Eine aus dem DE-GM 74 07 622 bekannte solche Haltevorrichtung ist fest an einem Pfosten eines Schneezauns montiert.
Sollen nun solche bekannten Schutzzäune als Sicht-, Wind- oder Schneeschutz an Brücken aufgestellt werden, so sind, nachdem dort normalerweise Brückengeländer vorhanden sind, keine Befestigungsmöglichkeiten für Pfosten vorhanden.
Aufgabe der vorliegenden Erfindung ist es, eine Haltevorrichtung der eingangs genannten Art so auszubilden, daß sie mit geringem Aufwand an unterschiedliche Begrenzungen, insbesondere Brückengeländer, anbringbar ist.
Zur Lösung dieser Aufgabe sieht die Erfindung vor, daß auf der Außenseite eines der Schenkel des Bügels eine hinterschnittene Führungsnut vorgesehen ist, in der Kopfe Zweier Spannschrauben verschiebbar geführt sind, daß ferner ein von den beiden Schrauben in Durchbrüchen durchragter, parallel zur Führungsnut verlaufender Haltebügel vorgesehen ist, der durch die beiden Schrauben gegen die Führungsnut unter Zwischenlage eines Teils einer Begrenzung, insbesondere eines Geländerstabs, -pfostens oder einer Strebe spannbar ist.

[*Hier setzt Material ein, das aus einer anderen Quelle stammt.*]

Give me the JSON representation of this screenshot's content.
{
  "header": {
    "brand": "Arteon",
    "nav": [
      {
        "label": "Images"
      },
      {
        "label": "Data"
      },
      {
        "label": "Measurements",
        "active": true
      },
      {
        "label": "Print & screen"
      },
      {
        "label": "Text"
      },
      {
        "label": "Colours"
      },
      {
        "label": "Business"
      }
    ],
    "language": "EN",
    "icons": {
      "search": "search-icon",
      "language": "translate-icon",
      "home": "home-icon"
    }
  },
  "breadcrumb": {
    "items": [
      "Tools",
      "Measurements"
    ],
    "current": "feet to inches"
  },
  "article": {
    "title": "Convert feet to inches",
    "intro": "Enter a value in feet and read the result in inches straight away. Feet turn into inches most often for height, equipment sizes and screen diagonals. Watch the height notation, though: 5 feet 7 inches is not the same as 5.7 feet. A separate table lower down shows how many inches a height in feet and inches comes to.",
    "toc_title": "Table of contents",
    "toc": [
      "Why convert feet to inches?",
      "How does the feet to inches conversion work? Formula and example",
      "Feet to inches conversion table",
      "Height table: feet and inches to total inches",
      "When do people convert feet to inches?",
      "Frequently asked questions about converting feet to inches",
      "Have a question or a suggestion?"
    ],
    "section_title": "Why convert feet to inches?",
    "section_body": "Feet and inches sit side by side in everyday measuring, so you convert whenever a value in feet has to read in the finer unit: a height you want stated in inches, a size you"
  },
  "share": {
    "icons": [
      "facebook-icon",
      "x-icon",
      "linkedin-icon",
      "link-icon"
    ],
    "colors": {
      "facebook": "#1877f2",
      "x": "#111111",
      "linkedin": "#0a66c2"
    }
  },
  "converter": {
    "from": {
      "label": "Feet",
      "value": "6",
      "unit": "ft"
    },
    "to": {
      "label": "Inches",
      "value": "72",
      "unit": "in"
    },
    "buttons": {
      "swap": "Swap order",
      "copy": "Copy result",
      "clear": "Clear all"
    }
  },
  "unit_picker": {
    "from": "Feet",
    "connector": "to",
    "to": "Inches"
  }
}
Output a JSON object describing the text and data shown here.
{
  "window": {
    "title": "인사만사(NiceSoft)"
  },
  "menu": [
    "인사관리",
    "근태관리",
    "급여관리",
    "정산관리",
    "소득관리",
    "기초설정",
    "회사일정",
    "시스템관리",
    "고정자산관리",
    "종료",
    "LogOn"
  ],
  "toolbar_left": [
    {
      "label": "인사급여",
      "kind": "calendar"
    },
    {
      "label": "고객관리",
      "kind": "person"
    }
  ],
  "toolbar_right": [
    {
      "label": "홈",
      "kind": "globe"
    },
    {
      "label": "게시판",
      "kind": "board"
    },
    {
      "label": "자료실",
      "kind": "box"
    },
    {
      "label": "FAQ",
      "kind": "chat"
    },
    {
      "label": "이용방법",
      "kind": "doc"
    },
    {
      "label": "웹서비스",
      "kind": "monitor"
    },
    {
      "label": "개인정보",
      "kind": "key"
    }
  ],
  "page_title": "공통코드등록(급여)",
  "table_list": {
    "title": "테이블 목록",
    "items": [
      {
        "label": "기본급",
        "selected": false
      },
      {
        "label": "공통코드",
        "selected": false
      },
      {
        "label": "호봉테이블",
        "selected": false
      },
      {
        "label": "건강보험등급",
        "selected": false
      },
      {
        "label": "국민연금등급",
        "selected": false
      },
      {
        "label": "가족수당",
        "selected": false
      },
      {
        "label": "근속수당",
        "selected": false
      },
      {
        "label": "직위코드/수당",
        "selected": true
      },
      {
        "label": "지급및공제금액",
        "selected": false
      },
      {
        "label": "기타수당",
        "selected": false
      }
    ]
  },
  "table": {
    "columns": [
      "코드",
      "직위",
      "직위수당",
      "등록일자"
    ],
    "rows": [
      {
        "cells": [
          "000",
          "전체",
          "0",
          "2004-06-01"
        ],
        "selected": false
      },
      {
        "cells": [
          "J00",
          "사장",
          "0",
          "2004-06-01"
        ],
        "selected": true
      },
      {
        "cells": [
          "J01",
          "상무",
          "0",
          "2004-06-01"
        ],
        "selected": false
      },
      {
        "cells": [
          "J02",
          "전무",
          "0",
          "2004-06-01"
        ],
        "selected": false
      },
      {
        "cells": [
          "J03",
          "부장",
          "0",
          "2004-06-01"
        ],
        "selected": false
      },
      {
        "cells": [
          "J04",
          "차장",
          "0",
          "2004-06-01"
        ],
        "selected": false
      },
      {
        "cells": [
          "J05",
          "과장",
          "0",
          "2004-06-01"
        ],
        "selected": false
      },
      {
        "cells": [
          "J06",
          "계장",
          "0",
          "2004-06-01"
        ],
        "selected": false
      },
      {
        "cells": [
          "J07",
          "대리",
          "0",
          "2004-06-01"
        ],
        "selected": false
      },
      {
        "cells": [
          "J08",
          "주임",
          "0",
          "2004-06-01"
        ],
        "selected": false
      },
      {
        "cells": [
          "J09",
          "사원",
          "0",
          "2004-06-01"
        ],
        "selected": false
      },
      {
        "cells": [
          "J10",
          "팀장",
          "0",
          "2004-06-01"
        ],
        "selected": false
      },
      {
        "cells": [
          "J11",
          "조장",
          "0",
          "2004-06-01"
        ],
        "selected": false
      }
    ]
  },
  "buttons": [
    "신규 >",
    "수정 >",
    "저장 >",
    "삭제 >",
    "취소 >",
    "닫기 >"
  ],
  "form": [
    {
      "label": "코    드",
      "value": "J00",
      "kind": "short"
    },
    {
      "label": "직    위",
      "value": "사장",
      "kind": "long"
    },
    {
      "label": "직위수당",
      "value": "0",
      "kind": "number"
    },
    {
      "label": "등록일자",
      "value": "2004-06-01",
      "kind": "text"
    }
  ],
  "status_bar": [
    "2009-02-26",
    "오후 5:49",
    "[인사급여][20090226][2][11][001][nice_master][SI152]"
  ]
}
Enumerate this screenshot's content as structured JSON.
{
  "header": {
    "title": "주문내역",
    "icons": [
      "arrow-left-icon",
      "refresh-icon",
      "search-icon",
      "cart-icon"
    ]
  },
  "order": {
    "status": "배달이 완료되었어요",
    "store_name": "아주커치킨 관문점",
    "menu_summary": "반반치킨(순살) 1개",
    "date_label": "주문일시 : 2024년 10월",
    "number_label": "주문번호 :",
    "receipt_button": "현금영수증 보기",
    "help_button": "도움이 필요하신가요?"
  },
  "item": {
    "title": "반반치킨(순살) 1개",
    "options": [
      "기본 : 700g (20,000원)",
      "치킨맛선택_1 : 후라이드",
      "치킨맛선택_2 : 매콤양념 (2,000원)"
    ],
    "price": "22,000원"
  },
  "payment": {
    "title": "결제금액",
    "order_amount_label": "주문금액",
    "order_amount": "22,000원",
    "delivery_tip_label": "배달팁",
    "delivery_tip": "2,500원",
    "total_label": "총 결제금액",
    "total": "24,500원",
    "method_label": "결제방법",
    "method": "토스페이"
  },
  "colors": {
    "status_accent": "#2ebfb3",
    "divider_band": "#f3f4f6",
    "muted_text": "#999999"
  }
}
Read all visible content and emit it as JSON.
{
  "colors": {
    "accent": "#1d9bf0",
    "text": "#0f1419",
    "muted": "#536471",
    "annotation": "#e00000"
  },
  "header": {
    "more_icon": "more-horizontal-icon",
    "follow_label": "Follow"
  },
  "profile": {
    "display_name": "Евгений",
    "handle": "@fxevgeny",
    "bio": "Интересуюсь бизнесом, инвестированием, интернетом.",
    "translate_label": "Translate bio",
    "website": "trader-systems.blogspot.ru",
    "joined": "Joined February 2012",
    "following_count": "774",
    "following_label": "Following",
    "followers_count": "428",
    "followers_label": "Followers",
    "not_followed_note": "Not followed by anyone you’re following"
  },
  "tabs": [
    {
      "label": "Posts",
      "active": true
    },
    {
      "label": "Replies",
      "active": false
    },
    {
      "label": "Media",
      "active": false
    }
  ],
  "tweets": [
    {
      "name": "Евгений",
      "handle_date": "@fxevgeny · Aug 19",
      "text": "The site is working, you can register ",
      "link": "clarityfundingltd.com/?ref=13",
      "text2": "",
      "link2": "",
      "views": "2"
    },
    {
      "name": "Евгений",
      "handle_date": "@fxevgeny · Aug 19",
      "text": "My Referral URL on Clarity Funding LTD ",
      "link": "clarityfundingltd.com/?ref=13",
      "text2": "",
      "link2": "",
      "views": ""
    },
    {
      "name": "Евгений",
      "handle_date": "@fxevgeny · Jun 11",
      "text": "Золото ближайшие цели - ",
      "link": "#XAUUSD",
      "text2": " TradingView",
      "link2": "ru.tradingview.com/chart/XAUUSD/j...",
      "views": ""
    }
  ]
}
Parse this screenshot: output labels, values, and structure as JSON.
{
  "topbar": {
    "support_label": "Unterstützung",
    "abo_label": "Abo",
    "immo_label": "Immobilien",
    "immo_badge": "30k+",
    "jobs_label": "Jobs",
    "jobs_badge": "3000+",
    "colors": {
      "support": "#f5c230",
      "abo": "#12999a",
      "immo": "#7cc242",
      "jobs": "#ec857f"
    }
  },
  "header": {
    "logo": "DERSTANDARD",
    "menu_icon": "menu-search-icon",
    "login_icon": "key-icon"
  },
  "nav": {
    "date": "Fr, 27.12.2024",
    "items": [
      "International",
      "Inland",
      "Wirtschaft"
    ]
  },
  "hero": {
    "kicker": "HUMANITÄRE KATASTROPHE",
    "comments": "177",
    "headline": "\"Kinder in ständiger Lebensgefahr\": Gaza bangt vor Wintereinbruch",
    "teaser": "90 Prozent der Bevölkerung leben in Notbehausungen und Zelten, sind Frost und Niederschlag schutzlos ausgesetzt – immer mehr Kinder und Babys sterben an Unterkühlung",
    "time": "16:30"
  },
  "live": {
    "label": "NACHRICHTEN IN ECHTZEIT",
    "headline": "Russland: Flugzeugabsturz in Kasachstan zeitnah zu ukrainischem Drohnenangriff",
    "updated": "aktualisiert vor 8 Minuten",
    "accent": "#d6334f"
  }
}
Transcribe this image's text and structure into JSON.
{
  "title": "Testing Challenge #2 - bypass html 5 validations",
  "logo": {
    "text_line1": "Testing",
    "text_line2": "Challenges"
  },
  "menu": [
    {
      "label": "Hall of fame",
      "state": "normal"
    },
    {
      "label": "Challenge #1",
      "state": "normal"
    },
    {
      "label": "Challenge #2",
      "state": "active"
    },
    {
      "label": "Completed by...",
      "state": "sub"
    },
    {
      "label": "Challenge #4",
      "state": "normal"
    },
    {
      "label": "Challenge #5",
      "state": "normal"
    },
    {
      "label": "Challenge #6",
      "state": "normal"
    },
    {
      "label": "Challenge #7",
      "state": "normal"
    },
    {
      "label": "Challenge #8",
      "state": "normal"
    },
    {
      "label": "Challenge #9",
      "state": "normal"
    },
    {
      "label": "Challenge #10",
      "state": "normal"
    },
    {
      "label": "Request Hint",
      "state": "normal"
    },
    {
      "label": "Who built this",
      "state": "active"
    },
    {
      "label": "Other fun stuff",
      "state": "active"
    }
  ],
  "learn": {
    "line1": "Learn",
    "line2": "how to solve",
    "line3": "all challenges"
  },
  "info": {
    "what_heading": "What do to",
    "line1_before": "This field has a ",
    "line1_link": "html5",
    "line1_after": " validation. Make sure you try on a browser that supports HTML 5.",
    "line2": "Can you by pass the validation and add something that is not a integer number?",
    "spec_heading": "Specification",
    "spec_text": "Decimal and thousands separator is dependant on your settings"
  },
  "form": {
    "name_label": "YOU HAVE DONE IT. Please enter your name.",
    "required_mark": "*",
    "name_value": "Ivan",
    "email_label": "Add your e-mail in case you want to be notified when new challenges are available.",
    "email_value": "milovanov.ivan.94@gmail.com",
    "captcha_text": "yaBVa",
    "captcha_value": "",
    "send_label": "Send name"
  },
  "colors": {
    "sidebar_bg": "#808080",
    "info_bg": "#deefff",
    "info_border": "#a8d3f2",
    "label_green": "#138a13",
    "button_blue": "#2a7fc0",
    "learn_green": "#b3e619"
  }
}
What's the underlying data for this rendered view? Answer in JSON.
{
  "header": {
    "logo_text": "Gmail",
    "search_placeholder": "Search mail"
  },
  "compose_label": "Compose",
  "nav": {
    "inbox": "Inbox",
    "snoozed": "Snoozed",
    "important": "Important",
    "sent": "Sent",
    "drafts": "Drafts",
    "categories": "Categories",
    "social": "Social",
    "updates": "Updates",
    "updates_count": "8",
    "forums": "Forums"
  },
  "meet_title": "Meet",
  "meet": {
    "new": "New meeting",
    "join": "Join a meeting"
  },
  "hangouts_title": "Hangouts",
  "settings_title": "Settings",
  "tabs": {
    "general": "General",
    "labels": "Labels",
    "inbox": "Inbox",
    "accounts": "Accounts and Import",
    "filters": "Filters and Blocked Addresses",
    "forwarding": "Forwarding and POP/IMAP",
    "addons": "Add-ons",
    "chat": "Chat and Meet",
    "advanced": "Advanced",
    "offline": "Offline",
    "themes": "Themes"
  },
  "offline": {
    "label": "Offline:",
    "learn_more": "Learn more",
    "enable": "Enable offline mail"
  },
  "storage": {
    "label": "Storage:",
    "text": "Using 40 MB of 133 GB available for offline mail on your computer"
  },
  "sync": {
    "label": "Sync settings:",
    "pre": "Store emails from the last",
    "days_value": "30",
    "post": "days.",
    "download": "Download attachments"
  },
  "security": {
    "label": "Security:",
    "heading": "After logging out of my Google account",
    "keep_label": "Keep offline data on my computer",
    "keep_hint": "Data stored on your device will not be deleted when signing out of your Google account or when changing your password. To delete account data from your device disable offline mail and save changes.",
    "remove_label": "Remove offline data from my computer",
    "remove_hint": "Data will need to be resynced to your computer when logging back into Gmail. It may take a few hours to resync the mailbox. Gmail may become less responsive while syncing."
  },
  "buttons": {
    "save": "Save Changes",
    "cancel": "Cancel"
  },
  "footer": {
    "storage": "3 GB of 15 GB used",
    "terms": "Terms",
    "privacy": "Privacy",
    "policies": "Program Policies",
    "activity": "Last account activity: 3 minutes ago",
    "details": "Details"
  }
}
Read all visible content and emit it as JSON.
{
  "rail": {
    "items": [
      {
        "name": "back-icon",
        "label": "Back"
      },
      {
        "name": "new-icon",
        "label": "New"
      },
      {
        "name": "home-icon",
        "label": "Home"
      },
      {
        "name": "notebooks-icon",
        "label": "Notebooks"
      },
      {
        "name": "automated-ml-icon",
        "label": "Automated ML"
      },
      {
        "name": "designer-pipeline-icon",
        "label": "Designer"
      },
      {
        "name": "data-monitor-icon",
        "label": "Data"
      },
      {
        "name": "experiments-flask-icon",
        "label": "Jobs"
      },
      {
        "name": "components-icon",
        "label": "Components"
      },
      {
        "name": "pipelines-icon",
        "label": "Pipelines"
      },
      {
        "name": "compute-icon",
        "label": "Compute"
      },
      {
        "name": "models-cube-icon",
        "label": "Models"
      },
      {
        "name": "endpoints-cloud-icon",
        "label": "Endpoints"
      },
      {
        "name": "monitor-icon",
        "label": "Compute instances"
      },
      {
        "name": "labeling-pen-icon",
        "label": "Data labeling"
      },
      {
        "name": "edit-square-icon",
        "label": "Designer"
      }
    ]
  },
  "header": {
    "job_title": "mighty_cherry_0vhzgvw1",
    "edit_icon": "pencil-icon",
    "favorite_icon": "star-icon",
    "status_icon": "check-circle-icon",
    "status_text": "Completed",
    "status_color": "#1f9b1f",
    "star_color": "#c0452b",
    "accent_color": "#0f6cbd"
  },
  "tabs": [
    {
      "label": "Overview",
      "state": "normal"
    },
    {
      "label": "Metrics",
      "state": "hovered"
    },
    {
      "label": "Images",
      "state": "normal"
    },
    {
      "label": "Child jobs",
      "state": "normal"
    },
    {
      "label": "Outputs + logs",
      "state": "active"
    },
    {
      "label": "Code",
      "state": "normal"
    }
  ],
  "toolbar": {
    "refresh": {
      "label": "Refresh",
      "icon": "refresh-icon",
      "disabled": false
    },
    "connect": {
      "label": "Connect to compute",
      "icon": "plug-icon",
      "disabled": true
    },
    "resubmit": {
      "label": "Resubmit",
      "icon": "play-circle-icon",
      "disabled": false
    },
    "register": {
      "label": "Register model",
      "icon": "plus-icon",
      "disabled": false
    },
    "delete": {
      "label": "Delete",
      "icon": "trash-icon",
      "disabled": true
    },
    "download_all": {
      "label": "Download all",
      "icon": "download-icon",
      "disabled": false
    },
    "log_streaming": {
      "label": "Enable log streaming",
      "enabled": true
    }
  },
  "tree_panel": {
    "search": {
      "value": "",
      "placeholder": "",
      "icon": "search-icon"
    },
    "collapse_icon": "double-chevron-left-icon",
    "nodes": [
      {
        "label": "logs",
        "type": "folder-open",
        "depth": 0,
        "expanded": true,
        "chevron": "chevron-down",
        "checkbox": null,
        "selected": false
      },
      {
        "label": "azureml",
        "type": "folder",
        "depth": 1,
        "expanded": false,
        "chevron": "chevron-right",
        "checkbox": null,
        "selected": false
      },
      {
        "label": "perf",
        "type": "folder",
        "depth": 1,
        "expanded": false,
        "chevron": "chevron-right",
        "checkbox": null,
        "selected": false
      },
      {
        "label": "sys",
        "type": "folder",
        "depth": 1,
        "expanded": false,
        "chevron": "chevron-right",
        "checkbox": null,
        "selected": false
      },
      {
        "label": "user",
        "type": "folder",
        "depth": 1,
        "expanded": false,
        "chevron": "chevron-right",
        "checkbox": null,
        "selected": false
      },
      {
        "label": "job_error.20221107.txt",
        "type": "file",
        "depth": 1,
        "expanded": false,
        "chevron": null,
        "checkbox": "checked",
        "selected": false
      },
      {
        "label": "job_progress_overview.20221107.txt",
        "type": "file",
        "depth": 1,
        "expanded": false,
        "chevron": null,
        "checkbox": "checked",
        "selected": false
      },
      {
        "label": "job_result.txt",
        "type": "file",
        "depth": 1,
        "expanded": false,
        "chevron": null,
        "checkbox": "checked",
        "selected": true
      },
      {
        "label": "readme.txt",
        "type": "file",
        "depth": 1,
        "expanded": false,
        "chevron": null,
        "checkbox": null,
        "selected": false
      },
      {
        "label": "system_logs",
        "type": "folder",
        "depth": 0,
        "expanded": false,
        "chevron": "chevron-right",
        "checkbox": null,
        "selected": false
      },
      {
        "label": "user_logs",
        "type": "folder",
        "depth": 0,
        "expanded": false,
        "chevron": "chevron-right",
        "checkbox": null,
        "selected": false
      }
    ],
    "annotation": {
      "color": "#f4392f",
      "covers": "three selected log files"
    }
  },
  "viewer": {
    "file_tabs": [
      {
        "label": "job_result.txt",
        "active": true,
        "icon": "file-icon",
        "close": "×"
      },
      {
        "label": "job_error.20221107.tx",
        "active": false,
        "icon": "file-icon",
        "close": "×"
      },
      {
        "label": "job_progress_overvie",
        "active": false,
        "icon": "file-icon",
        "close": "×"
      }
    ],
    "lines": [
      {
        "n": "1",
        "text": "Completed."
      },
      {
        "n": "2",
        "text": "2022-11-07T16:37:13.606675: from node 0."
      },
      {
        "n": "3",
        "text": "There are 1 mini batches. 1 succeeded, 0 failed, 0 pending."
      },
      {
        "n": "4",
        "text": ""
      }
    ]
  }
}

Eine besonders einfache Anpassbarkeit an unterschiedliche Abmessungen des Teils, an dem die Haltevorrichtung montiert werden soll, kann dadurch erreicht werden, daß als Durchbrüche Langlocher vorgesehen sind.
Vorteilhaft können als Schrauben handelsübliche Schloßschrauben dienen, wobei die Köpfe dieser Schloßschrauben auf zwei gegenüberliegenden Seiten der lichten Weite der Führungsnut entsprechend abgeschnitten oder gestaucht sein können, um so eine stabile Führung zu erreichen.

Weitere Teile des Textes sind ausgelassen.